As a vivid reminder of this, our pastor, Jeff Barker, has placed our local food pantry collection container in front of the Communion table. In this way, he is illustrating that our fellowship around Communion extends to those in our community. He suggests, "We're learning the 'table manners of the Kingdom.'"
I am grateful for a heritage that understood and continues to understand that recipients of God's great love are motivated to reach out to extend that same love to others with hospitality and tenderness.
The call to love God and our neighbors as ourselves is a compelling strain at the very heart of the Church of the Nazarene.
"The Spirit of the Lord is on me, because He has anointed me to proclaim good news to the poor. He has sent me to proclaim freedom for the prisoners and recovery of sight for the blind, to set the oppressed free, to proclaim the year of the Lord's favor" (Luke 4:18-19). With this text described in his journal entry for April 2, 1739, John Wesley began his field preaching. It placed in bold relief Wesley's clarion call that regeneration was not only for the individual spiritually, but in a broader context for society morally as well. Who are the brokenhearted? Who are the poor? Who are the oppressed, the prisoners, and the blind in our society? They are our neighbors, whether next-door or across the globe.
In his sermon, On Pleasing All Men (Sermon 100), Wesley counseled his followers to let love "be the constant ruling temper of your soul" and "as an addition to your gentleness, be merciful, be courteous, be pitiful, be tenderly compassionate to all that are in distress, to all that are under any affliction of mind, body, or estate.
Let the various scenes of human woe excite our softest sympathy. Weep with them that weep. If you can do no more, at least mix your tears with theirs, and give them healing words, such as may calm their minds, and mitigate their sorrows. But if you can, if you are able to give them actual assistance, let it not be wanting. Be as eyes to the blind, as feet to the lame, a husband to the widow, and a father to the fatherless."

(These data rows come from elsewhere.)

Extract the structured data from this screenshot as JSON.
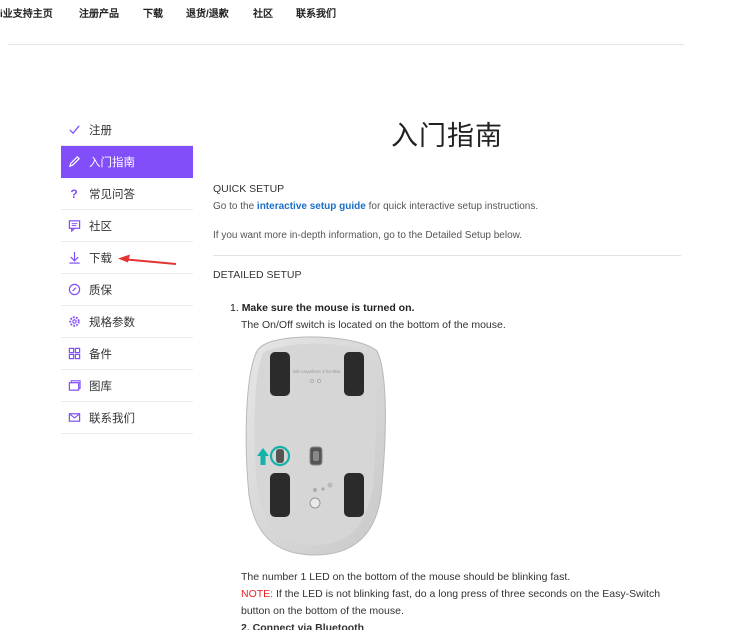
{
  "topnav": {
    "items": [
      "i业支持主页",
      "注册产品",
      "下载",
      "退货/退款",
      "社区",
      "联系我们"
    ]
  },
  "sidebar": {
    "items": [
      {
        "label": "注册",
        "icon": "check-icon"
      },
      {
        "label": "入门指南",
        "icon": "pencil-icon",
        "active": true
      },
      {
        "label": "常见问答",
        "icon": "question-icon"
      },
      {
        "label": "社区",
        "icon": "chat-icon"
      },
      {
        "label": "下载",
        "icon": "download-icon"
      },
      {
        "label": "质保",
        "icon": "warranty-icon"
      },
      {
        "label": "规格参数",
        "icon": "settings-icon"
      },
      {
        "label": "备件",
        "icon": "grid-icon"
      },
      {
        "label": "图库",
        "icon": "gallery-icon"
      },
      {
        "label": "联系我们",
        "icon": "mail-icon"
      }
    ],
    "active_color": "#814efa"
  },
  "main": {
    "title": "入门指南",
    "quick_setup": {
      "heading": "QUICK SETUP",
      "line1_prefix": "Go to the",
      "line1_link": "interactive setup guide",
      "line1_suffix": "for quick interactive setup instructions.",
      "line2": "If you want more in-depth information, go to the Detailed Setup below."
    },
    "detailed_setup": {
      "heading": "DETAILED SETUP",
      "step1_number": "1.",
      "step1_title": "Make sure the mouse is turned on.",
      "step1_text": "The On/Off switch is located on the bottom of the mouse.",
      "mouse_label": "MX Anywhere 3 for Mac",
      "after_image_text": "The number 1 LED on the bottom of the mouse should be blinking fast.",
      "note_label": "NOTE:",
      "note_text": "If the LED is not blinking fast, do a long press of three seconds on the Easy-Switch",
      "note_text2": "button on the bottom of the mouse.",
      "step2_title": "2. Connect via Bluetooth"
    }
  },
  "colors": {
    "accent": "#814efa",
    "link": "#1a6fc8",
    "note": "#e22222",
    "annotation_arrow": "#e33333"
  }
}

In the very earliest days of the Church of the Nazarene, the focus on concern for the poor was a distinguishing characteristic of this holiness group.
Rescue missions, orphanages, and homes for unwed mothers were some of the ways the church sought to meet needs. When displaced survivors from the San Francisco earthquake came to Los Angeles, Phineas Bresee turned Sunday school rooms and the church basement into a temporary shelter for the victims.

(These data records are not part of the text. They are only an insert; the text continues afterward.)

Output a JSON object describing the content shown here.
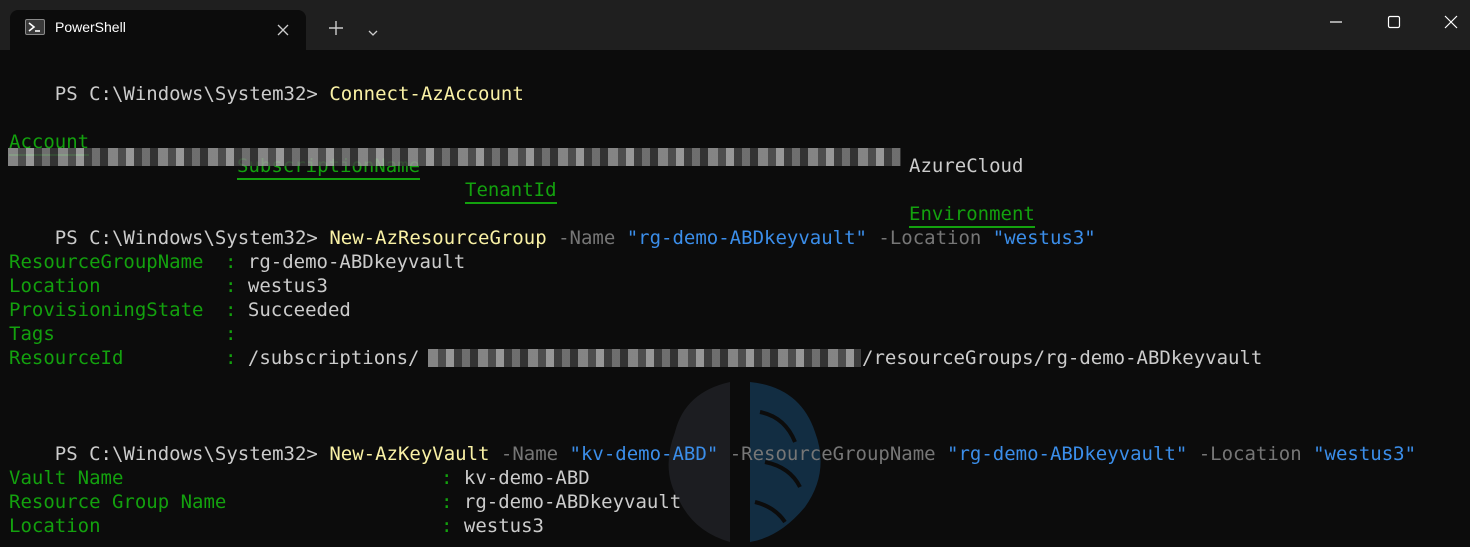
{
  "window": {
    "tab_title": "PowerShell",
    "icons": {
      "tab_icon": "powershell-icon",
      "close": "close-icon",
      "new_tab": "plus-icon",
      "dropdown": "chevron-down-icon",
      "minimize": "minimize-icon",
      "maximize": "maximize-icon",
      "window_close": "close-icon"
    }
  },
  "colors": {
    "background": "#0c0c0c",
    "titlebar": "#1f1f1f",
    "command": "#f9f1a5",
    "parameter": "#767676",
    "string": "#3b8eea",
    "key_green": "#13a10e",
    "text": "#cccccc"
  },
  "terminal": {
    "cmd1": {
      "prompt": "PS C:\\Windows\\System32> ",
      "command": "Connect-AzAccount"
    },
    "table1": {
      "headers": [
        "Account",
        "SubscriptionName",
        "TenantId",
        "Environment"
      ],
      "row": {
        "environment": "AzureCloud"
      }
    },
    "cmd2": {
      "prompt": "PS C:\\Windows\\System32> ",
      "command": "New-AzResourceGroup",
      "p1": " -Name ",
      "v1": "\"rg-demo-ABDkeyvault\"",
      "p2": " -Location ",
      "v2": "\"westus3\""
    },
    "rg": {
      "k1": "ResourceGroupName",
      "v1": "rg-demo-ABDkeyvault",
      "k2": "Location",
      "v2": "westus3",
      "k3": "ProvisioningState",
      "v3": "Succeeded",
      "k4": "Tags",
      "v4": "",
      "k5": "ResourceId",
      "v5a": "/subscriptions/",
      "v5b": "/resourceGroups/rg-demo-ABDkeyvault",
      "sep": ":"
    },
    "cmd3": {
      "prompt": "PS C:\\Windows\\System32> ",
      "command": "New-AzKeyVault",
      "p1": " -Name ",
      "v1": "\"kv-demo-ABD\"",
      "p2": " -ResourceGroupName ",
      "v2": "\"rg-demo-ABDkeyvault\"",
      "p3": " -Location ",
      "v3": "\"westus3\""
    },
    "kv": {
      "k1": "Vault Name",
      "v1": "kv-demo-ABD",
      "k2": "Resource Group Name",
      "v2": "rg-demo-ABDkeyvault",
      "k3": "Location",
      "v3": "westus3",
      "sep": ":"
    }
  }
}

Those who joined the Church of the Nazarene in those early days were challenged to: "Do good to the bodies and souls of men. Feeding the hungry, clothing the destitute, visiting the sick and imprisoned, and ministering to the needy, as opportunity and ability are given."
In the early days of building a medical work in Africa, the editor of the Other Sheep stated, "Some may question the wisdom of investing money in a hospital in Africa, arguing that, with our limited means, it would be advisable to invest our funds in workers who devote their entire time to preaching and evangelizing. Seemingly they forget that one of the greatest agencies employed by our Master while on earth was through ministering to physical needs."
I am grateful to my church for modeling the transformative role that Christlike compassionate ministry can have in our world. In 1981, the Board of General Superintendents wrote, "Where Christian holiness is truly active, compassion is its beautiful fruit."
While we have witnessed the extraordinary work that Nazarene Compassionate Ministries has accomplished since the 1980s, we have seen church after church and group after group follow their lead in finding compassionate, grace-filled ways to love their neighbors as themselves.
As I write this, the aftermath of the Japanese earthquake is still unfolding but I am heartened by the knowledge that my church is already planning responses. And as I sit in church with my two-year-old granddaughter, I am grateful that she, too, will hear a clarion call to love God and to love her neighbors as Jesus loved through both word and deed. Thanks be to God!
Jan Simonson Lanham is a professor at Eastern Nazarene College and attends Quincy, Massachusetts, Bethel Church of the Nazarene.